South Africa has sent its deputy president to Lesotho to try to stop a looming political crisis amid mounting concern over deteriorating security in the mountain kingdom. Six months ago, the country held early national elections, following an attempted coup. The elections were won by the party of Prime Minister Pakalitha Mosisili who, immediately after taking office, fired army commander Maaparankoe Mahao and re-appointed Tlali Kamoli as army chief. Kamoli had previously been fired by former Prime Minister Thomas Thabane who accused him of being behind the attempted coup.
Soon after Kamoli's re-appointment, several soldiers - including bodyguards of former Prime Minister Thabane - were arrested and allegedly tortured following allegations that they were conniving with former army chief Mahao and former police commissioner Khothatso Tsooana to overthrow the government.
Thabane and two other opposition leaders then fled the country, claiming they had been tipped off about plots to kill them. Last week Mahao was shot and killed by members of the Lesotho Defence Force while driving from his farm.
Thabane, who is now in South Africa, says this is an indication that the situation is out of control. He accuses Lesotho's Prime Minister Mosisili of turning a blind eye to what is going on.
Regional mediation efforts
The regional Southern African Development Community (SADC) is now seeking to de-escalate the tensions. South African President Jacob Zuma, who is the current chair of the SADC Troika on Defense and Politics, sent a fact-finding mission to Lesotho last week, led by South African Defense Minister Nosiviwe Mapisa Ngqakula. Now the SADC mediator, South African Deputy President Cyril Ramaphosa, has also gone to the tiny country which is entirely surrounded by South Africa.
Ramaphosa's spokesman Ronnie Mamoepa says the regional body is deeply concerned. "President Zuma has reiterated the need for all stakeholders in the kingdom of Lesotho to resolve their political differences only through legal and peaceful processes and further reiterated a pressing need to expedite the process of establishing institutional and security reforms," Mamoepa said.
Mamoepa says an envoy will soon be sent to SADC chairman, Zimbabwean President Robert Mugabe, to brief him on the situation on the ground and make a call for action.
South Africa's objectivity questioned
Dimpho Motsamai of the Institute for Security Studies in Pretoria told DW that the killing of Mahao took place "in an already politically charged and polarized environment in terms of the relationship between the government and the opposition." Motsamai said Mahao's family had released a statement addressed to international bodies, including the Commonwealth, United Nations, African Union and SADC, challenging the government's version of events. The family says it was a political assassination, orchestrated by reinstated army chief Kamoli. The government disputes this, saying Mahao's death occurred during a military operation that went wrong.

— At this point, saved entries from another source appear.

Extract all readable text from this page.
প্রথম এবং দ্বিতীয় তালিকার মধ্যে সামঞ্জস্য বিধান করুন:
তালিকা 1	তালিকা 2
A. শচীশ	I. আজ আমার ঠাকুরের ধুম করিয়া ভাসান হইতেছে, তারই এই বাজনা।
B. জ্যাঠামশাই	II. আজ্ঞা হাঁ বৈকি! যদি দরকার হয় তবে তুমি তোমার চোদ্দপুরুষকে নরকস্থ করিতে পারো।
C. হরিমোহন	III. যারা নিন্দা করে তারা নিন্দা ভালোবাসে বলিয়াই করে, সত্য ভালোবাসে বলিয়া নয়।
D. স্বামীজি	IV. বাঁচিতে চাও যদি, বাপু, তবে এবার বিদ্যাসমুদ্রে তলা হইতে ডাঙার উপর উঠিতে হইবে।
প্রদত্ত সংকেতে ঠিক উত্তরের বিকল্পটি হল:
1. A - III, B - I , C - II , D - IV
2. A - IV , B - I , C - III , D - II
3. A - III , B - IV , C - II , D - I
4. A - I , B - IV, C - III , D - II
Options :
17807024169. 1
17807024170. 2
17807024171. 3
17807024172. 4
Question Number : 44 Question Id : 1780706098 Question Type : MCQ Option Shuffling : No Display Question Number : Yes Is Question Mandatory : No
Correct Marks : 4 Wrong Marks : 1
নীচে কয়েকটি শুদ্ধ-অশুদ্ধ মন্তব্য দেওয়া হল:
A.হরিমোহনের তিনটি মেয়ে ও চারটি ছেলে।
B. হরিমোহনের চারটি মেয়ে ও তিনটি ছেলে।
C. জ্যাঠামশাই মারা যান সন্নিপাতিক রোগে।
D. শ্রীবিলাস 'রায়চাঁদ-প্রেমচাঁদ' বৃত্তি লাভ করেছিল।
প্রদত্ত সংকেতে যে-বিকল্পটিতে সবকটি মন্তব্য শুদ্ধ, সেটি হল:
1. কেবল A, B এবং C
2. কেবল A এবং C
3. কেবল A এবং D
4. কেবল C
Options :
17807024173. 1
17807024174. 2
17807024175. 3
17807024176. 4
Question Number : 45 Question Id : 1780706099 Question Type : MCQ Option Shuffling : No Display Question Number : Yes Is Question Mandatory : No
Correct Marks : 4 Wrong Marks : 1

"The ball is now in the court of SADC and the international community on how to support objective and independent investigations into developments," Motsamai said, adding that South Africa was not generally regarded as fulfilling that requirement. Not least because of an agreement under which South Africa receives water from Lesotho and, in return, is supposed to make investments enabling Lesotho to develop its hydroelectric capability. However, Motsamai says the opposition in Lesotho claims South Africa is paying "only peanuts" for the water it receives, with the result that Lesotho remains dependent on South Africa for its electricity. Lesotho provides 90 percent of the water supply to the city of Johannesburg.
Lesotho has a long history of political unrest. The country of two million people has experienced coups, changes of kings and assassination attempts against politicians since independence from Britain in 1966.